The country has access to a deep SME market and the French government has been supporting companies in growth technology. The growth equity market is getting very crowded and is very much “in demand” so investors need to be mindful of this. In Venture Capital (VC), France has enjoyed a record fundraising year YTD in 2022. This has been helped by the fact that talent is choosing to remain in France rather than travel overseas. President Macron has also overseen an effort to attract talent to France. The message to large corporations is: “Sign more contracts with start-ups. It is how you drive change.”
Germany has everything to make a successful PE market: hidden champion Mittelstands, companies led by successful entrepreneurs, sophisticated management teams, efficient debt providers and experienced advisors for all functions.
Although family business is still the backbone of the Italian economy, interest in private equity and venture capital investments is growing strongly. If there is a need for capital — as there is — Italian entrepreneurs seem to look less and less to banks as an answer, often to private equity. Not least because there is an evolution taking place in the latter's operating philosophy. In fact, private funds are increasingly willing to consider minority stakes in companies and not just control. And what is more, buyouts, which were a rare event in the Italian M&A landscape just a few years ago, now account for more than a third of PE transactions. And the same approach applies to scalable companies. Q2-22 recorded the second best result in the last five years and venture capital rounds are showing a noticeable growth in terms of maturity: Series A and Series B raised more in the first half of 2022 than in the whole of 2021, up 17% and 66% respectively, despite international macroeconomic and financial tensions. Several elements, including the increasing interest registered by foreign operators in investment rounds, suggest that we are indeed on the right track to witness a decisive growth of the entire Italian innovation ecosystem.

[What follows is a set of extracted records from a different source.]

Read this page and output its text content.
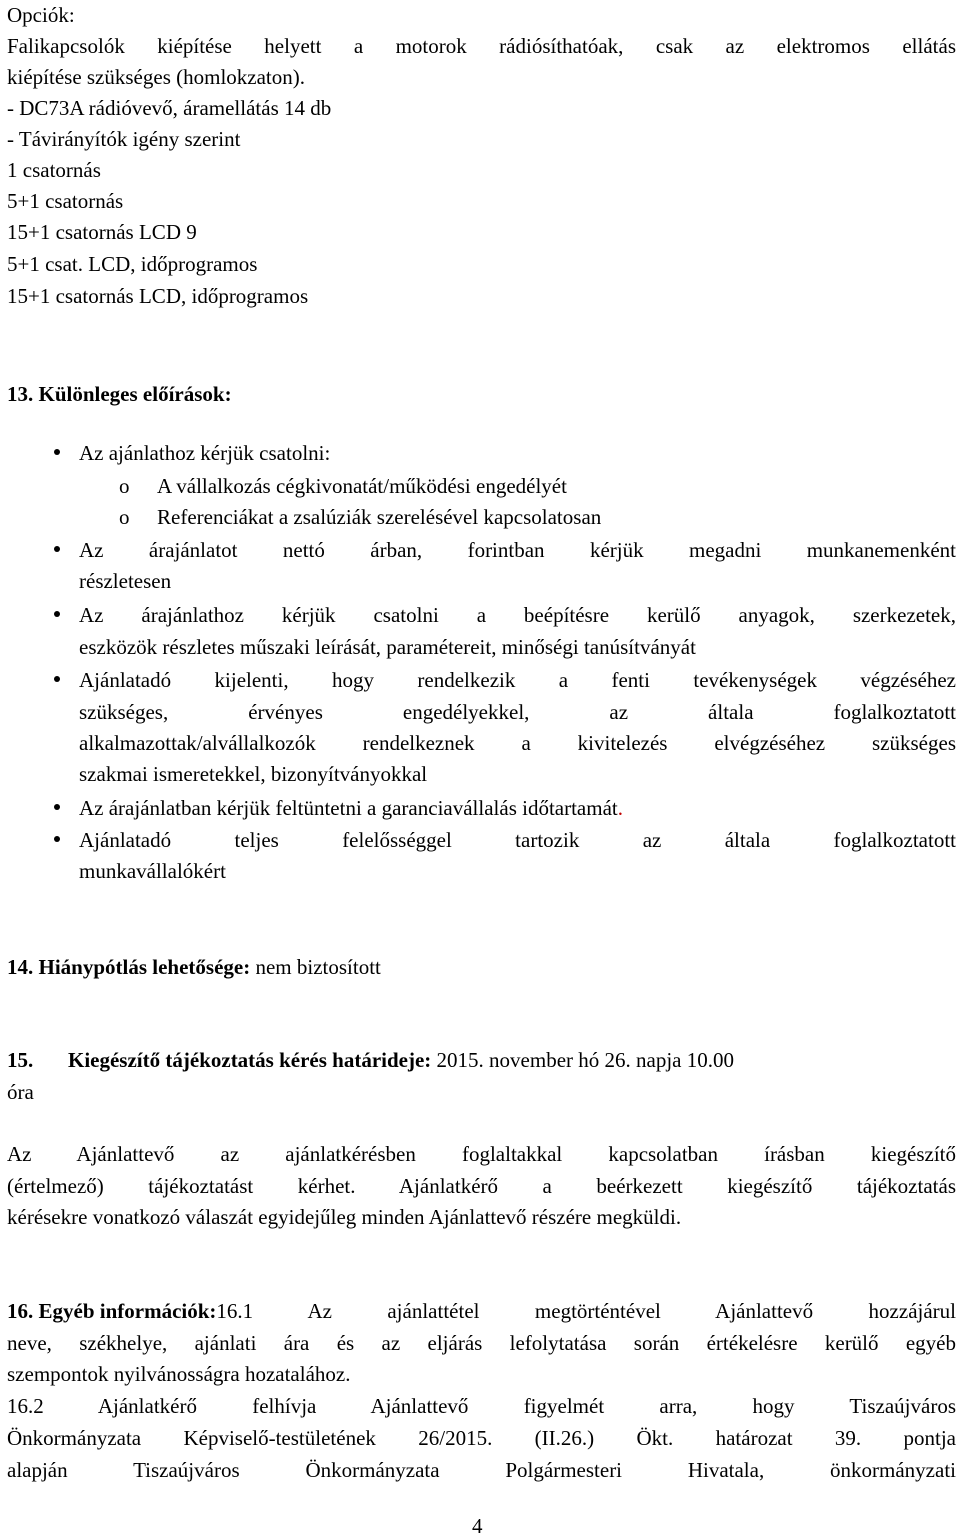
Opciók:
Falikapcsolók kiépítése helyett a motorok rádiósíthatóak, csak az elektromos ellátás
kiépítése szükséges (homlokzaton).
- DC73A rádióvevő, áramellátás 14 db
- Távirányítók igény szerint
1 csatornás
5+1 csatornás
15+1 csatornás LCD 9
5+1 csat. LCD, időprogramos
15+1 csatornás LCD, időprogramos
13. Különleges előírások:
Az ajánlathoz kérjük csatolni:
o A vállalkozás cégkivonatát/működési engedélyét
o Referenciákat a zsalúziák szerelésével kapcsolatosan
Az árajánlatot nettó árban, forintban kérjük megadni munkanemenként
részletesen
Az árajánlathoz kérjük csatolni a beépítésre kerülő anyagok, szerkezetek,
eszközök részletes műszaki leírását, paramétereit, minőségi tanúsítványát
Ajánlatadó kijelenti, hogy rendelkezik a fenti tevékenységek végzéséhez
szükséges, érvényes engedélyekkel, az általa foglalkoztatott
alkalmazottak/alvállalkozók rendelkeznek a kivitelezés elvégzéséhez szükséges
szakmai ismeretekkel, bizonyítványokkal
Az árajánlatban kérjük feltüntetni a garanciavállalás időtartamát.
Ajánlatadó teljes felelősséggel tartozik az általa foglalkoztatott
munkavállalókért
14. Hiánypótlás lehetősége: nem biztosított
15. Kiegészítő tájékoztatás kérés határideje: 2015. november hó 26. napja 10.00
óra
Az Ajánlattevő az ajánlatkérésben foglaltakkal kapcsolatban írásban kiegészítő
(értelmező) tájékoztatást kérhet. Ajánlatkérő a beérkezett kiegészítő tájékoztatás
kérésekre vonatkozó válaszát egyidejűleg minden Ajánlattevő részére megküldi.
16. Egyéb információk: 16.1 Az ajánlattétel megtörténtével Ajánlattevő hozzájárul
neve, székhelye, ajánlati ára és az eljárás lefolytatása során értékelésre kerülő egyéb
szempontok nyilvánosságra hozatalához.
16.2 Ajánlatkérő felhívja Ajánlattevő figyelmét arra, hogy Tiszaújváros
Önkormányzata Képviselő-testületének 26/2015. (II.26.) Ökt. határozat 39. pontja
alapján Tiszaújváros Önkormányzata Polgármesteri Hivatala, önkormányzati
4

The UK is home to a strong pool of entrepreneurial talent; an advantage it will need to hold on to post-Brexit. In that regard, the UK’s private equity market plays an important role in providing capital to both start-up entrepreneurs and more established SMEs. Inflation, compared to recent years, is very high, which is a concern for private market participants in the UK, but this is not likely to result in an asset bubble bursting, as was seen in the dot.com crash and in the housing crisis in 2007/8.